Der Schweizerische Bäuerinnen- und Landfrauenverband (SBLV) beschliesst für die Abstimmung vom 7. März 2021 über die Genehmigung des Freihandelsabkommen mit Indonesien die Stimmfreigabe.
An einer Online-Abstimmung haben sich die Mitglieder der Präsidentinnen-Konferenz des Schweizerischen Bäuerinnen- und Landfrauenverbandes mehrheitlich für eine Stimmfreigabe zum Freihandelsabkommen mit Indonesien ausgesprochen.

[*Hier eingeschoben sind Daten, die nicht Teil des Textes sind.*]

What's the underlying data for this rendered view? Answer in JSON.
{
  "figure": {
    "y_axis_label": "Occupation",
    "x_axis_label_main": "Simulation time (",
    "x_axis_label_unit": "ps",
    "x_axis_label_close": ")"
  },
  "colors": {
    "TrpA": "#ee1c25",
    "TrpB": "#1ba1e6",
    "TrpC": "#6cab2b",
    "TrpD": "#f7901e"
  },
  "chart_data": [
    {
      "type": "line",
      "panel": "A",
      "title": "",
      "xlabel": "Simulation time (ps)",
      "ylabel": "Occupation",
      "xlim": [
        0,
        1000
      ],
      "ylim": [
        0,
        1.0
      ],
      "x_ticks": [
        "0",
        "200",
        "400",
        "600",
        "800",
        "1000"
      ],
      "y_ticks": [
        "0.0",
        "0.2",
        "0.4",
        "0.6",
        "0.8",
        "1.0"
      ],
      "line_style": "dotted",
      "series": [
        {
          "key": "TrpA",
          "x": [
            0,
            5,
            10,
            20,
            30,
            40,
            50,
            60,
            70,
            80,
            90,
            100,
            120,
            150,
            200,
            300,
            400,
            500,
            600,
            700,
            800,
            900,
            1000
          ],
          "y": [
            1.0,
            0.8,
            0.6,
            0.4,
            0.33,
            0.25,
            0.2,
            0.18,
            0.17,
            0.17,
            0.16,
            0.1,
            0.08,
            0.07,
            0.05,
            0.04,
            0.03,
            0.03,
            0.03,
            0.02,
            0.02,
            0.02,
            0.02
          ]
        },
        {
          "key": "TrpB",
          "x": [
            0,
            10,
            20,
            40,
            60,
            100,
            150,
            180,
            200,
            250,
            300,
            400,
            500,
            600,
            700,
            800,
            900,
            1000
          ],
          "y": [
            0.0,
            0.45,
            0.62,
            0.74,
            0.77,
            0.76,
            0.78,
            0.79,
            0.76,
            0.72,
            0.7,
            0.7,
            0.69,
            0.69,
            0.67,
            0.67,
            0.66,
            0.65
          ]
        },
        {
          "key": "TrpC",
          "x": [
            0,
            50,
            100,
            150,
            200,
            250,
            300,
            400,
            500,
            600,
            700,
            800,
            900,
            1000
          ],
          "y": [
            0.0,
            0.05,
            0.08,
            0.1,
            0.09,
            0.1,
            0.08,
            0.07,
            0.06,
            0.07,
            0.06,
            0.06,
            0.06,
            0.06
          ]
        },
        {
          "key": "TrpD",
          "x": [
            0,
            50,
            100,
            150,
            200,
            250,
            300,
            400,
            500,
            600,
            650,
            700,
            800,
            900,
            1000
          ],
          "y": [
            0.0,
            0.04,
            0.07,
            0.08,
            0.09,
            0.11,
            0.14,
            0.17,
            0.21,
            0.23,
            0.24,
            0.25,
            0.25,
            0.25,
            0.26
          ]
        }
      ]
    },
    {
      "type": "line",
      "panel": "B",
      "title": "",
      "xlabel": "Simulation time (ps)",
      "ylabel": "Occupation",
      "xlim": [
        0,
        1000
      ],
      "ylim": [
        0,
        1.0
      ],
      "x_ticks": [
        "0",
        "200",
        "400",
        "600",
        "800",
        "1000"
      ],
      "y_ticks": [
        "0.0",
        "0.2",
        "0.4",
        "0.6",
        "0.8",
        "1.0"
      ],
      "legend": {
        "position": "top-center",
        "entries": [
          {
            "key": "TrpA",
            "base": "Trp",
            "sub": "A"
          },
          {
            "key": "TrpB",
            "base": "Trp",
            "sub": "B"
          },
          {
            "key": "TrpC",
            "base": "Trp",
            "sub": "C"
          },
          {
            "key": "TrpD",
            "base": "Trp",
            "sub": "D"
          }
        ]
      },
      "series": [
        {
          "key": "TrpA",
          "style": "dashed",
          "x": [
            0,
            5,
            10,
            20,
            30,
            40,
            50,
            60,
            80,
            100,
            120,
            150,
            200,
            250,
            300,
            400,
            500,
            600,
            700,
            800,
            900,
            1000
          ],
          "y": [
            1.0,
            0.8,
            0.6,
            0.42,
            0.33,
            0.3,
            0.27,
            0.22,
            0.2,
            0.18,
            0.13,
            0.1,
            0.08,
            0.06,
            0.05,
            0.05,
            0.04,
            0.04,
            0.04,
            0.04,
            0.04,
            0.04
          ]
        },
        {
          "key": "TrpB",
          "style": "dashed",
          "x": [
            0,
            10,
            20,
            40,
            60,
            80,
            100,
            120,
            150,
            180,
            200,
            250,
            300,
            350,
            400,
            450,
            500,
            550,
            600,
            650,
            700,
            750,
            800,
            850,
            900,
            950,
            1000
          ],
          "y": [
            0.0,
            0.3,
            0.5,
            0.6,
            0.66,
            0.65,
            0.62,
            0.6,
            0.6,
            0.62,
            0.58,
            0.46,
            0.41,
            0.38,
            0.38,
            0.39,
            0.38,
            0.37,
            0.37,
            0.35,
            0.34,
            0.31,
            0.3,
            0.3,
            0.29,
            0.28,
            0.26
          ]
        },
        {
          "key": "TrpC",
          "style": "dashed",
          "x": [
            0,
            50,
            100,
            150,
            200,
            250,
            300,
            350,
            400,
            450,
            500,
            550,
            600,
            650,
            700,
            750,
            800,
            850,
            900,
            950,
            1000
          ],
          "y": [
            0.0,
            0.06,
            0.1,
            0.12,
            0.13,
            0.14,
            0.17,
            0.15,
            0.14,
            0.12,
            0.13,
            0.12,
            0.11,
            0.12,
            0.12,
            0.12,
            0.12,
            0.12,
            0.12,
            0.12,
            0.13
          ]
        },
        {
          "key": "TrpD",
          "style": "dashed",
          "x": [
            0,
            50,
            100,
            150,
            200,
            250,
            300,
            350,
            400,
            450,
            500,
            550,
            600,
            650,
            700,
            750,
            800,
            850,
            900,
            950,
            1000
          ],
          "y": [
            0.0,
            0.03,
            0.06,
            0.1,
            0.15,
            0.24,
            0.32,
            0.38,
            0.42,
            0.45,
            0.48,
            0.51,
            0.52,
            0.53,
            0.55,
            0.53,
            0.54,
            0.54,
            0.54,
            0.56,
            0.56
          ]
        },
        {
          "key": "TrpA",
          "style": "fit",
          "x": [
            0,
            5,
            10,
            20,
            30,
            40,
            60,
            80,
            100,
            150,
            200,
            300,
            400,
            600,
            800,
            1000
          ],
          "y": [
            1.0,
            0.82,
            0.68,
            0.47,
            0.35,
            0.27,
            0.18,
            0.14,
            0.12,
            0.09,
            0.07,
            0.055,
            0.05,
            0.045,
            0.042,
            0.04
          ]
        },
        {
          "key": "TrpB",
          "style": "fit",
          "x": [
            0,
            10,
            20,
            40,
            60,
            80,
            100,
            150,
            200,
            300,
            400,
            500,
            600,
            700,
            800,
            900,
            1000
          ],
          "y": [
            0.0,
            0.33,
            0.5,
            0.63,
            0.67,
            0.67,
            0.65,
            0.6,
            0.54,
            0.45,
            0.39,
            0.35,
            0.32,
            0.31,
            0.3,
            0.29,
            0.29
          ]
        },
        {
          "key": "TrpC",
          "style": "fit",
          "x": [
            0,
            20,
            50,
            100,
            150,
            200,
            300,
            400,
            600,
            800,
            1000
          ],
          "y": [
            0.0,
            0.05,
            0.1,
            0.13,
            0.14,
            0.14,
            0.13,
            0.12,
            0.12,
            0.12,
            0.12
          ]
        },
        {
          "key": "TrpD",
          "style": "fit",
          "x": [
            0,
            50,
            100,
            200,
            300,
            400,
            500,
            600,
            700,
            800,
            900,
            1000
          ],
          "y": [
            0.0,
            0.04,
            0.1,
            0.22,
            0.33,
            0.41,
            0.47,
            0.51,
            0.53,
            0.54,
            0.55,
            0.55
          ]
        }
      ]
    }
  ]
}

«Der SBLV anerkennt den Verhandlungserfolg für eine verbindliche Nachhaltigkeitsvorgabe in einem Handelsabkommen und die Vorteile, die das wirtschaftliche Wachstum eines Freihandelsabkommen bringen werden. heisst es in einer Mitteilung. Die Bäuerinnen und Landfrauen sehen aber auch die Nachteile eines weiteren Freihandelsabkommen mit Hinblick auf die Intensivierung der Palmölproduktion, was schlussendlich zur Stimmfreigabe führte.
Damit hat der SBLV eine andere Parole gefasst als der Schweizer Bauernverband und andere landwirtschaftliche Organisationen. Die Landwirtschaftskammer, das Parlament des SBV, hat sich mit 81 zu 13 Stimmen bei 2 Enthaltungen in einer schriftlichen Abstimmung für das Abkommen ausgesprochen.
Für den SBV bleibt der Schweizer Raps vor billigen Palmölimporten weiter geschützt, da die Konzessionen nur für begrenzte Mengen und ausschliesslich für zertifiziert-nachhaltig produziertes Palmöl gelten.